The code along with some example scripts can be found on github, along with a quite extensive readme demonstrating its use. The C module should compile without any prerequisites, but to interface with python it requires the CFFI module. As explained in the readme, the python module implements a Source object that enables linear operations. The Okada source is the only derived class for now, which can thus be superposed to form more complex geometries. I hope to find the time to add an inflation source as well to make for a more complete tool, though I have no use for that myself at present.
Replicator is a general purpose http and ftp (no https) caching proxy server written in python. It reduces bandwidth by merging concurrent downloads and building a local 'replicated' file hierarchy, similar to wget -r. The cache is also accessible through a web interface.
This is my oldest living project. I tried but failed to trace back exactly when I started working on it, but it must have been some time near the start of the millenium, the days that the internet involved a 65k dail-up modem and a sense of anxiety whenever that meter was ticking. I had just been introduced to debian linux and looked for a way to keep two systems up to date without having to download the same package more than once. Existing solutions like squid seemed overly complex for such a modest task, and a proxy server seemed like a nice little project to get my feet wet with my other recent find, the python scripting language. It would stay with me for years to come.
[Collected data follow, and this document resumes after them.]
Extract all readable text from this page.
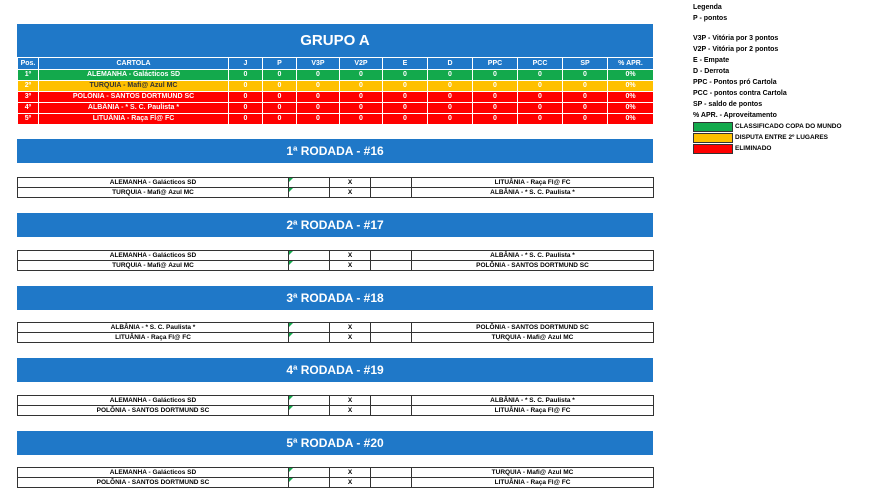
GRUPO A
Pos.	CARTOLA	J	P	V3P	V2P	E	D	PPC	PCC	SP	% APR.
1º	ALEMANHA - Galácticos SD	0	0	0	0	0	0	0	0	0	0%
2º	TURQUIA - Mafi@ Azul MC	0	0	0	0	0	0	0	0	0	0%
3º	POLÔNIA - SANTOS DORTMUND SC	0	0	0	0	0	0	0	0	0	0%
4º	ALBÂNIA - * S. C. Paulista *	0	0	0	0	0	0	0	0	0	0%
5º	LITUÂNIA - Raça Fl@ FC	0	0	0	0	0	0	0	0	0	0%
1ª RODADA - #16
ALEMANHA - Galácticos SD		X		LITUÂNIA - Raça Fl@ FC
TURQUIA - Mafi@ Azul MC		X		ALBÂNIA - * S. C. Paulista *
2ª RODADA - #17
ALEMANHA - Galácticos SD		X		ALBÂNIA - * S. C. Paulista *
TURQUIA - Mafi@ Azul MC		X		POLÔNIA - SANTOS DORTMUND SC
3ª RODADA - #18
ALBÂNIA - * S. C. Paulista *		X		POLÔNIA - SANTOS DORTMUND SC
LITUÂNIA - Raça Fl@ FC		X		TURQUIA - Mafi@ Azul MC
4ª RODADA - #19
ALEMANHA - Galácticos SD		X		ALBÂNIA - * S. C. Paulista *
POLÔNIA - SANTOS DORTMUND SC		X		LITUÂNIA - Raça Fl@ FC
5ª RODADA - #20
ALEMANHA - Galácticos SD		X		TURQUIA - Mafi@ Azul MC
POLÔNIA - SANTOS DORTMUND SC		X		LITUÂNIA - Raça Fl@ FC
Legenda
P - pontos
V3P - Vitória por 3 pontos
V2P - Vitória por 2 pontos
E - Empate
D - Derrota
PPC - Pontos pró Cartola
PCC - pontos contra Cartola
SP - saldo de pontos
% APR. - Aproveitamento
CLASSIFICADO COPA DO MUNDO
DISPUTA ENTRE 2º LUGARES
ELIMINADO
By 2004 the code had grown into something I was comfortable in putting online, and I registered it at freshmeat, nowadays freecode, to give it some publicity. Predating any knowledge of version control systems, the release notes are still the best historical account I have of the project. To my surprise it got picked up by a guy Tom Poplawski, who contacted me requesting some modifications to make the proxy better suited for caching gentoo linux's portage packages. He set up a forum thread which soon counted many pages, and actually managed to get replicator accepted into gentoo as an official package. Not sure if anybody is using it today, but it's certainly nice to still find it there.
In May 2007 I moved replicator to sourceforge and started using its svn service, so things are easier to follow from that point. Unfortunately, by that time I had started my PhD and time dried up. The project reached 4.0alpha and stayed there. End 2013 I moved it to github in an attempt to organize the internet. Every so often somebody sends me a patch that I will consider for merging, but, realistically speaking, it's the only kind of activity that the project remains to see. It's functional though, and reasonably documented in form of a brief readme, so don't let its vegetative state keep you from using it for simple caching needs.
Before discovering jekyll, I have had a post-commit hook active on my university's svn server that converted markdown formatted text into html using the excellent pandoc. I liked to think of it as a wiki with proper revision control and convenient off-line editing. All the more pleasantly surprised I was to learn of github's readily available jekyll hook, which carries all of the same advantages and more. If you are interested to learn about jekyll I recommend their quickstart as a good place to start, and feel free to shop around in the template to get yourself up to speed.